Bone marrow mesenchymal stem cell treatment for myocardial ischemia/reperfusion injury: mechanisms of exosomes and factors
10.3969/j.issn.2095-4344.1599
- VernacularTitle:骨髓间充质干细胞治疗心肌缺血再灌注损伤:外泌体及因子的作用机制
- Author:
Changjiang ZHANG
1
;
Guiyou LIANG
Author Information
1. 遵义医学院附属医院心血管外科
- Keywords:
Bone Marrow;
Mesenchymal Stem Cells;
Myocardial Ischemia;
Reperfusion Injury;
Tissue Engineering
- From:
Chinese Journal of Tissue Engineering Research
2019;23(12):1455-1460
- CountryChina
- Language:Chinese
-
Abstract:
BACKGROUND: Myocardial ischemia/reperfusion injury is one of the most common complications in ischemic cardiomyopathy and open heart surgery. The development of bone marrow mesenchymal stem cells provides a new method for clinical prevention and treatment of myocardial ischemia/reperfusion injury. OBJECTIVE: To review the therapeutic effect and potential mechanisms of bone marrow mesenchymal stem cells in the treatment of myocardial ischemia/reperfusion injury, in order to provide a theoretical basis for the clinical application of bone marrow mesenchymal stem cells.

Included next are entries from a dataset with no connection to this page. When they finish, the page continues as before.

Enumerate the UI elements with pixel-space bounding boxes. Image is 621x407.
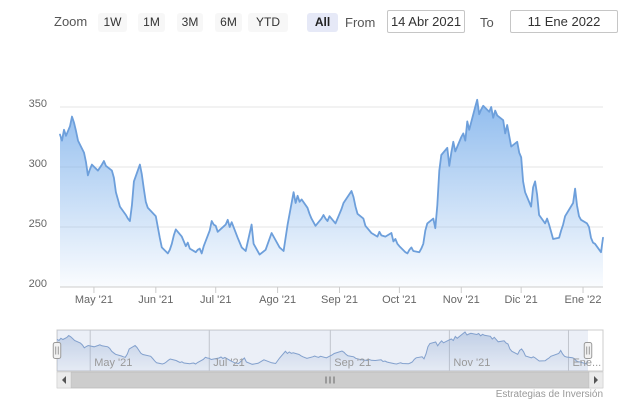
from-date-input[interactable] [387, 10, 465, 33]
zoom-button-6m[interactable]: 6M [215, 13, 242, 32]
x-axis-label: Nov '21 [443, 294, 480, 306]
zoom-button-3m[interactable]: 3M [177, 13, 203, 32]
navigator-month-label: Sep '21 [334, 357, 371, 369]
navigator-right-handle[interactable] [583, 342, 593, 359]
x-axis-label: Sep '21 [321, 294, 358, 306]
navigator-month-label: Jul '21 [213, 357, 244, 369]
x-axis-label: Jun '21 [138, 294, 173, 306]
x-axis-label: Ago '21 [259, 294, 296, 306]
zoom-button-all[interactable]: All [307, 13, 338, 32]
y-axis-label: 250 [29, 218, 47, 230]
to-date-input[interactable] [510, 10, 618, 33]
x-axis-label: Ene '22 [565, 294, 602, 306]
credits-link[interactable]: Estrategias de Inversión [496, 389, 603, 400]
stock-chart-widget: 200 250 300 350 May '21 Jun '21 Jul '21 Ago '21… [0, 0, 621, 407]
price-chart: 200 250 300 350 May '21 Jun '21 Jul '21 Ago '21… [29, 88, 604, 400]
navigator-month-label: May '21 [94, 357, 132, 369]
x-axis-label: May '21 [75, 294, 113, 306]
y-axis-label: 300 [29, 158, 47, 170]
y-axis-label: 350 [29, 98, 47, 110]
x-axis-label: Oct '21 [382, 294, 417, 306]
scrollbar-right-arrow[interactable] [588, 371, 604, 389]
navigator-month-label: Nov '21 [453, 357, 490, 369]
x-axis-label: Dic '21 [505, 294, 538, 306]
navigator-left-handle[interactable] [52, 342, 62, 359]
x-axis-label: Jul '21 [200, 294, 231, 306]
to-label: To [480, 15, 494, 30]
zoom-button-1w[interactable]: 1W [98, 13, 127, 32]
zoom-button-ytd[interactable]: YTD [248, 13, 288, 32]
zoom-button-1m[interactable]: 1M [138, 13, 165, 32]
navigator-mask[interactable] [57, 330, 588, 371]
y-axis-label: 200 [29, 278, 47, 290]
scrollbar-left-arrow[interactable] [56, 371, 72, 389]
from-label: From [345, 15, 376, 30]
plot-area[interactable] [60, 88, 603, 287]
zoom-label: Zoom [54, 14, 88, 29]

METHODS: Chinese Journal Full-text Database (CNKI) , WanFang, and PubMed were retrieved for articles related to the use of bone marrow mesenchymal stem cells for myocardial ischemia-reperfusion injury published from January 2000 to October 2018. The search terms were "bone marrow mesenchymal stem cells; myocardial ischaemia/reperfusion; research process" in Chinese and "bone marrow mesenchymal stem cells; myocardial ischaemia/reperfusion; cell therapy; clinical trial studies" in English. Old and repetitive viewpoints were excluded, the searched literatures were sorted out, and finally 56 articles were included for further analysis and discussion. RESULTS AND CONCLUSION: (1) In this paper, we summarize paracrine factors, exosomes miRNA and their effects in the treatment of myocardial ischemia/reperfusion injury with bone marrow mesenchymal stem cells, such as anti-inflammation, anti-apoptosis, anti-fibrosis, repair of myocardium and neovascularization. (2) We also summarize the possible molecular mechanisms of bone marrow mesenchymal stem cells involved in the treatment of myocardial ischemia/reperfusion injury, such as the role of mitochondrial fusion protein 2, regulation of myocardial autophagy, and regulation of AMPK/mTOR signaling pathway. Overall, we attempt to provide a theoretical basis for the clinical application of bone marrow mesenchymal stem cells in the treatment of myocardial ischemia/reperfusion injury.